Untersuchung: Nur die wenigsten Webshops sind schon barrierefrei

Von den 78 meistbesuchten Online-Shops in Deutschland ermöglicht einer Untersuchung zufolge nur ein Vierteil eine barrierefreie Nutzung der Seiten. "Mangelnde Tastaturbedienbarkeit war dabei die häufigste Barriere" , teilte die Aktion Mensch am 28. Juni 2023 mit. Zudem habe auf vielen Webseiten eine fehlende Kontrastfarbe die Nutzung erschwert, hieß es weiter. Eine weitere Hürde stellten demnach eingeblendete Inhalte wie Banner dar, die die Tester mit Sehbehinderung auf der Website nicht schließen konnten.

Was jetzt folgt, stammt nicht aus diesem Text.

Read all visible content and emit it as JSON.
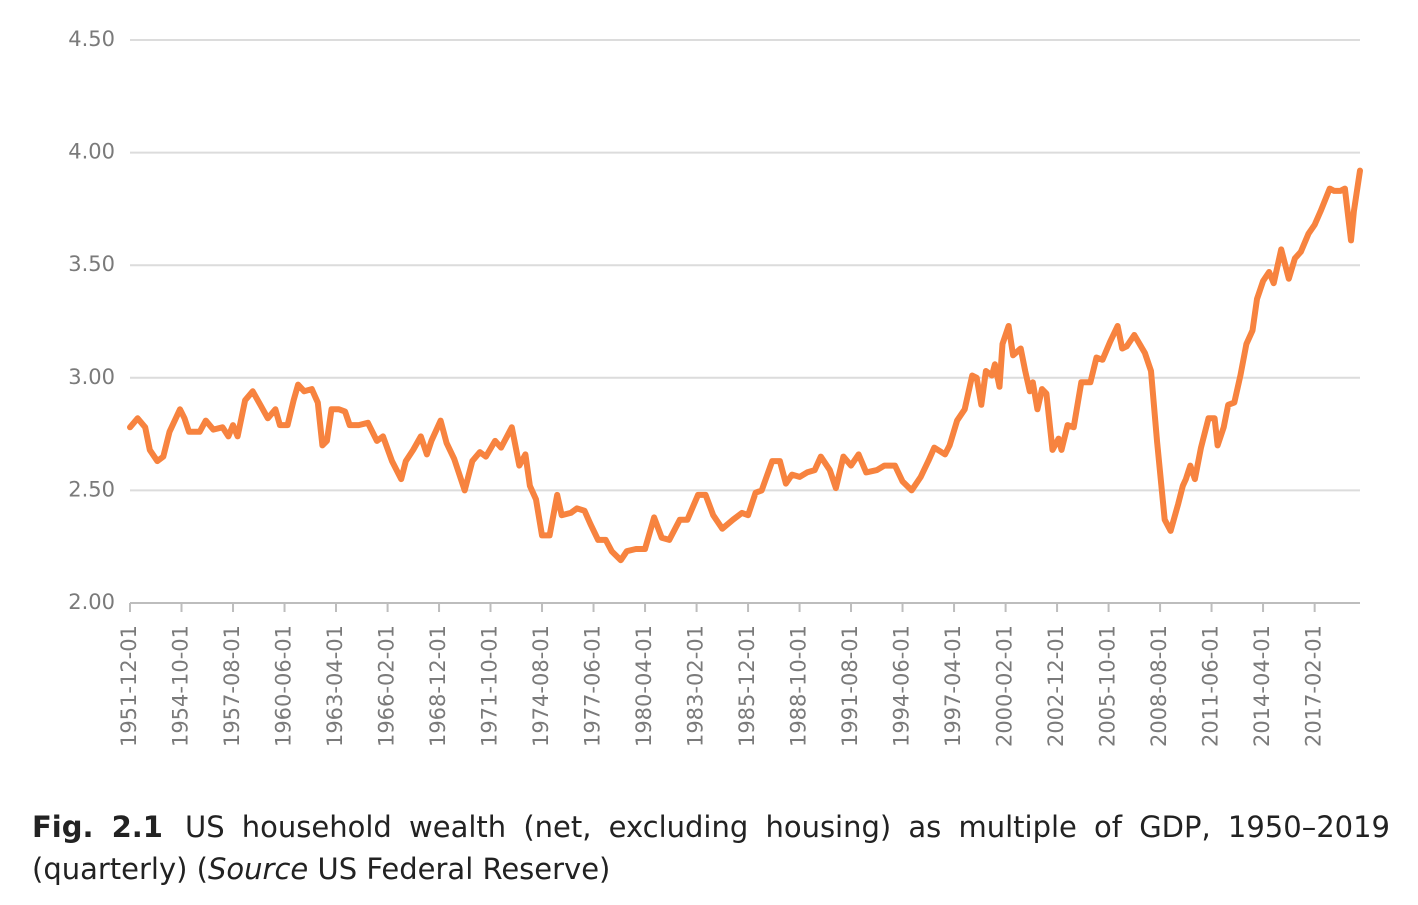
{
  "chart_data": {
    "type": "line",
    "caption": {
      "label": "Fig. 2.1",
      "text": "US household wealth (net, excluding housing) as multiple of GDP, 1950–2019 (quarterly) (",
      "source": "Source",
      "rest": " US Federal Reserve)"
    },
    "x": [
      "1951-12-01",
      "1952-05-01",
      "1952-10-01",
      "1953-01-01",
      "1953-06-01",
      "1953-10-01",
      "1954-02-01",
      "1954-09-01",
      "1954-12-01",
      "1955-03-01",
      "1955-10-01",
      "1956-02-01",
      "1956-07-01",
      "1957-01-01",
      "1957-05-01",
      "1957-08-01",
      "1957-11-01",
      "1958-04-01",
      "1958-09-01",
      "1959-02-01",
      "1959-07-01",
      "1959-12-01",
      "1960-03-01",
      "1960-08-01",
      "1960-12-01",
      "1961-03-01",
      "1961-07-01",
      "1961-12-01",
      "1962-04-01",
      "1962-07-01",
      "1962-10-01",
      "1963-01-01",
      "1963-06-01",
      "1963-10-01",
      "1964-01-01",
      "1964-07-01",
      "1965-01-01",
      "1965-07-01",
      "1965-11-01",
      "1966-05-01",
      "1966-11-01",
      "1967-02-01",
      "1967-07-01",
      "1967-12-01",
      "1968-04-01",
      "1968-07-01",
      "1969-01-01",
      "1969-05-01",
      "1969-10-01",
      "1970-05-01",
      "1970-10-01",
      "1971-03-01",
      "1971-07-01",
      "1972-01-01",
      "1972-05-01",
      "1972-12-01",
      "1973-05-01",
      "1973-09-01",
      "1973-12-01",
      "1974-04-01",
      "1974-08-01",
      "1975-01-01",
      "1975-06-01",
      "1975-09-01",
      "1976-03-01",
      "1976-07-01",
      "1976-12-01",
      "1977-04-01",
      "1977-09-01",
      "1978-02-01",
      "1978-06-01",
      "1978-12-01",
      "1979-04-01",
      "1979-10-01",
      "1980-04-01",
      "1980-10-01",
      "1981-03-01",
      "1981-08-01",
      "1982-03-01",
      "1982-08-01",
      "1983-03-01",
      "1983-08-01",
      "1984-01-01",
      "1984-07-01",
      "1985-02-01",
      "1985-08-01",
      "1985-12-01",
      "1986-05-01",
      "1986-09-01",
      "1987-04-01",
      "1987-09-01",
      "1988-01-01",
      "1988-05-01",
      "1988-10-01",
      "1989-03-01",
      "1989-08-01",
      "1989-12-01",
      "1990-06-01",
      "1990-10-01",
      "1991-03-01",
      "1991-08-01",
      "1992-01-01",
      "1992-06-01",
      "1993-01-01",
      "1993-06-01",
      "1994-01-01",
      "1994-06-01",
      "1994-12-01",
      "1995-06-01",
      "1995-11-01",
      "1996-03-01",
      "1996-10-01",
      "1997-01-01",
      "1997-06-01",
      "1997-11-01",
      "1998-04-01",
      "1998-07-01",
      "1998-10-01",
      "1999-01-01",
      "1999-05-01",
      "1999-07-01",
      "1999-10-01",
      "1999-12-01",
      "2000-04-01",
      "2000-07-01",
      "2000-12-01",
      "2001-03-01",
      "2001-06-01",
      "2001-08-01",
      "2001-11-01",
      "2002-02-01",
      "2002-05-01",
      "2002-09-01",
      "2003-01-01",
      "2003-03-01",
      "2003-07-01",
      "2003-11-01",
      "2004-04-01",
      "2004-10-01",
      "2005-02-01",
      "2005-06-01",
      "2005-11-01",
      "2006-04-01",
      "2006-07-01",
      "2006-10-01",
      "2007-03-01",
      "2007-10-01",
      "2008-02-01",
      "2008-06-01",
      "2008-11-01",
      "2009-03-01",
      "2009-08-01",
      "2009-11-01",
      "2010-01-01",
      "2010-04-01",
      "2010-07-01",
      "2010-11-01",
      "2011-04-01",
      "2011-08-01",
      "2011-10-01",
      "2012-02-01",
      "2012-05-01",
      "2012-09-01",
      "2013-01-01",
      "2013-05-01",
      "2013-09-01",
      "2013-12-01",
      "2014-04-01",
      "2014-08-01",
      "2014-11-01",
      "2015-04-01",
      "2015-09-01",
      "2016-01-01",
      "2016-05-01",
      "2016-10-01",
      "2017-02-01",
      "2017-06-01",
      "2017-12-01",
      "2018-03-01",
      "2018-07-01",
      "2018-10-01",
      "2019-02-01",
      "2019-04-01",
      "2019-08-01"
    ],
    "series": [
      {
        "color": "#f7833f",
        "values": [
          2.78,
          2.82,
          2.78,
          2.68,
          2.63,
          2.65,
          2.76,
          2.86,
          2.82,
          2.76,
          2.76,
          2.81,
          2.77,
          2.78,
          2.74,
          2.79,
          2.74,
          2.9,
          2.94,
          2.88,
          2.82,
          2.86,
          2.79,
          2.79,
          2.9,
          2.97,
          2.94,
          2.95,
          2.89,
          2.7,
          2.72,
          2.86,
          2.86,
          2.85,
          2.79,
          2.79,
          2.8,
          2.72,
          2.74,
          2.63,
          2.55,
          2.63,
          2.68,
          2.74,
          2.66,
          2.72,
          2.81,
          2.71,
          2.64,
          2.5,
          2.63,
          2.67,
          2.65,
          2.72,
          2.69,
          2.78,
          2.61,
          2.66,
          2.52,
          2.46,
          2.3,
          2.3,
          2.48,
          2.39,
          2.4,
          2.42,
          2.41,
          2.35,
          2.28,
          2.28,
          2.23,
          2.19,
          2.23,
          2.24,
          2.24,
          2.38,
          2.29,
          2.28,
          2.37,
          2.37,
          2.48,
          2.48,
          2.39,
          2.33,
          2.37,
          2.4,
          2.39,
          2.49,
          2.5,
          2.63,
          2.63,
          2.53,
          2.57,
          2.56,
          2.58,
          2.59,
          2.65,
          2.59,
          2.51,
          2.65,
          2.61,
          2.66,
          2.58,
          2.59,
          2.61,
          2.61,
          2.54,
          2.5,
          2.56,
          2.63,
          2.69,
          2.66,
          2.7,
          2.81,
          2.86,
          3.01,
          3.0,
          2.88,
          3.03,
          3.01,
          3.06,
          2.96,
          3.15,
          3.23,
          3.1,
          3.13,
          3.03,
          2.94,
          2.98,
          2.86,
          2.95,
          2.93,
          2.68,
          2.73,
          2.68,
          2.79,
          2.78,
          2.98,
          2.98,
          3.09,
          3.08,
          3.16,
          3.23,
          3.13,
          3.14,
          3.19,
          3.11,
          3.03,
          2.72,
          2.37,
          2.32,
          2.44,
          2.52,
          2.55,
          2.61,
          2.55,
          2.69,
          2.82,
          2.82,
          2.7,
          2.78,
          2.88,
          2.89,
          3.01,
          3.15,
          3.21,
          3.35,
          3.43,
          3.47,
          3.42,
          3.57,
          3.44,
          3.53,
          3.56,
          3.64,
          3.68,
          3.74,
          3.84,
          3.83,
          3.83,
          3.84,
          3.61,
          3.74,
          3.92
        ]
      }
    ],
    "xlim": [
      "1951-12-01",
      "2019-08-01"
    ],
    "xticks": [
      "1951-12-01",
      "1954-10-01",
      "1957-08-01",
      "1960-06-01",
      "1963-04-01",
      "1966-02-01",
      "1968-12-01",
      "1971-10-01",
      "1974-08-01",
      "1977-06-01",
      "1980-04-01",
      "1983-02-01",
      "1985-12-01",
      "1988-10-01",
      "1991-08-01",
      "1994-06-01",
      "1997-04-01",
      "2000-02-01",
      "2002-12-01",
      "2005-10-01",
      "2008-08-01",
      "2011-06-01",
      "2014-04-01",
      "2017-02-01"
    ],
    "ylim": [
      2,
      4.5
    ],
    "yticks": [
      {
        "value": 2,
        "label": "2.00"
      },
      {
        "value": 2.5,
        "label": "2.50"
      },
      {
        "value": 3,
        "label": "3.00"
      },
      {
        "value": 3.5,
        "label": "3.50"
      },
      {
        "value": 4,
        "label": "4.00"
      },
      {
        "value": 4.5,
        "label": "4.50"
      }
    ],
    "grid": true
  }
}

Die Aktion Mensch und Google überprüften in Zusammenarbeit mit der Stiftung Pfennigparade und der Beratungsagentur BITV-Consult die Barrierefreiheit der Onlineshops. Hintergrund der Untersuchung (PDF)(öffnet im neuen Fenster) ist das sogenannte Barrierefreiheitsstärkungsgesetz (BFSG)(öffnet im neuen Fenster) , das in exakt zwei Jahren, am 28. Juni 2025, in Kraft tritt. Bis dahin müssen Onlineshops, aber auch Computer und deren Betriebssysteme, Mobiltelefone, Tablets, Router, Spielekonsolen oder E-Book-Reader die Vorgaben zur Barrierefreiheit erfüllen.
Acht Kriterien geprüft
Bei dem Test wurden die acht wichtigsten Prüfkriterien der Richtlinien für barrierefreie Webinhalte ( WCAG 2.1(öffnet im neuen Fenster) ) abgefragt. Diese lauten:
- Ist eine Seite auch per Tastatur statt Maus bedienbar?
- Sind auszufüllende Formularfelder verständlich beschriftet und erklärt?
- Ist die Textgröße änderbar?
- Sind Zeichen- und Zeilenabstände ohne Verlust von Inhalt anpassbar (Textumbruch)?
- Sind multimediale Inhalte untertitelt?
- Können Nutzer multimediale Inhalte pausieren, beenden, ausblenden?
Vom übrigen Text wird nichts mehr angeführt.